A admiração pela gestão alemã disparou dos dois lados do Atlântico. A ministra de Saúde da Alemanha foi entrevistada pelas TVs de meio mundo, enquanto a Merkelmania global volta a ressuscitar a partir do coronavírus. O Governo de Berlim evita possíveis triunfalismos porque, segundo advertiu Merkel nesta semana no Bundestag (Parlamento): “Não estamos na fase final desta crise. Ainda estamos no princípio”. Merkel qualificou a experiência alemã como um “êxito frágil e parcial”, e repete que o país caminha sobre uma “fina camada de gelo”, capaz de se romper a qualquer momento. Assim como prestigiosos virologistas alemães, Merkel teme que a pressa em reativar a vida econômica provoque uma recaída, uma segunda onda da covid-19, que seria mais perigosa.
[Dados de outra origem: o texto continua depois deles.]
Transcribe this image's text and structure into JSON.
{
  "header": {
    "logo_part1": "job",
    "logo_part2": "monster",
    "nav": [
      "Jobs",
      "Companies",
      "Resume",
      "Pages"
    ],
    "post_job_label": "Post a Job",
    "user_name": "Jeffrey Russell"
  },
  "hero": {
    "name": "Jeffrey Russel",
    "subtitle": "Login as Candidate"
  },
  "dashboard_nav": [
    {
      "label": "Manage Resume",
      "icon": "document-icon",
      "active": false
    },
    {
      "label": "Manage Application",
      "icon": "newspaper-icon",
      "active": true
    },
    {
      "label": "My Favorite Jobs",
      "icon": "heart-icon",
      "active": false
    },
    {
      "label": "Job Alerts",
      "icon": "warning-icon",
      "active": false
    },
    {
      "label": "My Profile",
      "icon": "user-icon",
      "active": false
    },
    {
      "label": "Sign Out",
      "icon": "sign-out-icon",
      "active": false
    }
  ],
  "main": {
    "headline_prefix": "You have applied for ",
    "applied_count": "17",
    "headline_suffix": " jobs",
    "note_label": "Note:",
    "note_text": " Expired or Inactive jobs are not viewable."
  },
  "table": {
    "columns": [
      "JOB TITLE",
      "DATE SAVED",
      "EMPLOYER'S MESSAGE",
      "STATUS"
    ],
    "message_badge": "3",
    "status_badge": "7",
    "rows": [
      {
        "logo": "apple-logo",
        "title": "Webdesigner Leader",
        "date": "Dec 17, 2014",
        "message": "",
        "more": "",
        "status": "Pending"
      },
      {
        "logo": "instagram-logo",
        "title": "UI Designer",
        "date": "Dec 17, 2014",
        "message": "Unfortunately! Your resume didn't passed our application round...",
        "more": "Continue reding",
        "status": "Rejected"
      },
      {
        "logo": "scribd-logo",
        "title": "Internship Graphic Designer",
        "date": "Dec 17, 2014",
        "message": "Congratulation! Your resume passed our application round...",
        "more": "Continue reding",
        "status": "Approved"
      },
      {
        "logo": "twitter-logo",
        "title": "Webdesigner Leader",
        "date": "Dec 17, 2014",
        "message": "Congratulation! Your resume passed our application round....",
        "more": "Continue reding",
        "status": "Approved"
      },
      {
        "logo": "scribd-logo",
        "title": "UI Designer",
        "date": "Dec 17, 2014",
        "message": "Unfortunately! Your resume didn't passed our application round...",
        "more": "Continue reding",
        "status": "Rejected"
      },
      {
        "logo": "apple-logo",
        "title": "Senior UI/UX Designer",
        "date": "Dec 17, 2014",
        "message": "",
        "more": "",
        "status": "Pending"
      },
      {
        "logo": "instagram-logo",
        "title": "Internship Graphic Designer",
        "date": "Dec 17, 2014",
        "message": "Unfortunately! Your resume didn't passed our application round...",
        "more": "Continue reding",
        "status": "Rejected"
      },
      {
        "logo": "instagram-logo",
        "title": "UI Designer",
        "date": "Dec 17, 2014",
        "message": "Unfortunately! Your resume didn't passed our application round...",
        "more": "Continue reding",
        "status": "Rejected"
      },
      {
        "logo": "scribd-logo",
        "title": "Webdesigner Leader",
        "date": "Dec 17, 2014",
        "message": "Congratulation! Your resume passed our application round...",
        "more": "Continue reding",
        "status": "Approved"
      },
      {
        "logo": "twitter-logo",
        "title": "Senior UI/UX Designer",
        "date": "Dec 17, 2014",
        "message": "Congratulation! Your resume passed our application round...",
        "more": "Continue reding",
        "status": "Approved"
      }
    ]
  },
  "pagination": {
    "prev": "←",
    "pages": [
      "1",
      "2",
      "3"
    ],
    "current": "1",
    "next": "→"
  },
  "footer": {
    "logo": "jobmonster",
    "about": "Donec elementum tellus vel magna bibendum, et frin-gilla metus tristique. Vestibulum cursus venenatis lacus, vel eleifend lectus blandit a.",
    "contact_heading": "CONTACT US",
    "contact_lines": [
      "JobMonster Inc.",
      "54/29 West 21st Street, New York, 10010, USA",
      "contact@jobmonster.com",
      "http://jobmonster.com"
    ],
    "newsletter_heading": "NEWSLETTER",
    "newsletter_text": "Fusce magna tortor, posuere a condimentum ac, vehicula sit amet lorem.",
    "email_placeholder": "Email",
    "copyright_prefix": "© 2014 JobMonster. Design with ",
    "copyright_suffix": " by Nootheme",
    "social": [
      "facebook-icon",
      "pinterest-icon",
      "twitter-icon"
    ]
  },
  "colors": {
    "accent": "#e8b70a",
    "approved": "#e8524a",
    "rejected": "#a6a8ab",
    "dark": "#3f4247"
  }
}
Merkel, doutora em Química Quântica, vem recebendo elogios dentro e fora da Alemanha por sua gestão. Fiel ao seu estilo, demorou a reagir. Quando já era evidente que o coronavírus era muito mais que uma gripe qualquer, em Berlim continuavam programando os jogos de futebol. Quando ela finalmente se dirigiu aos cidadãos, no entanto, ganhou a confiança com uma mensagem direta, sem adornos nem excessivos rodeios e sempre fundamentada na ciência. Ela mesma se submeteu a uma quarentena voluntária em casa após ter estado em contato com um médico cujo teste havia dado positivo, liderando com o bom exemplo. Em meados de março, fez um pronunciamento à nação pela TV pela primeira vez em 14 anos (além da tradicional mensagem de Natal) para explicar que a covid-19 era o maior desafio do país desde a Segunda Guerra Mundial.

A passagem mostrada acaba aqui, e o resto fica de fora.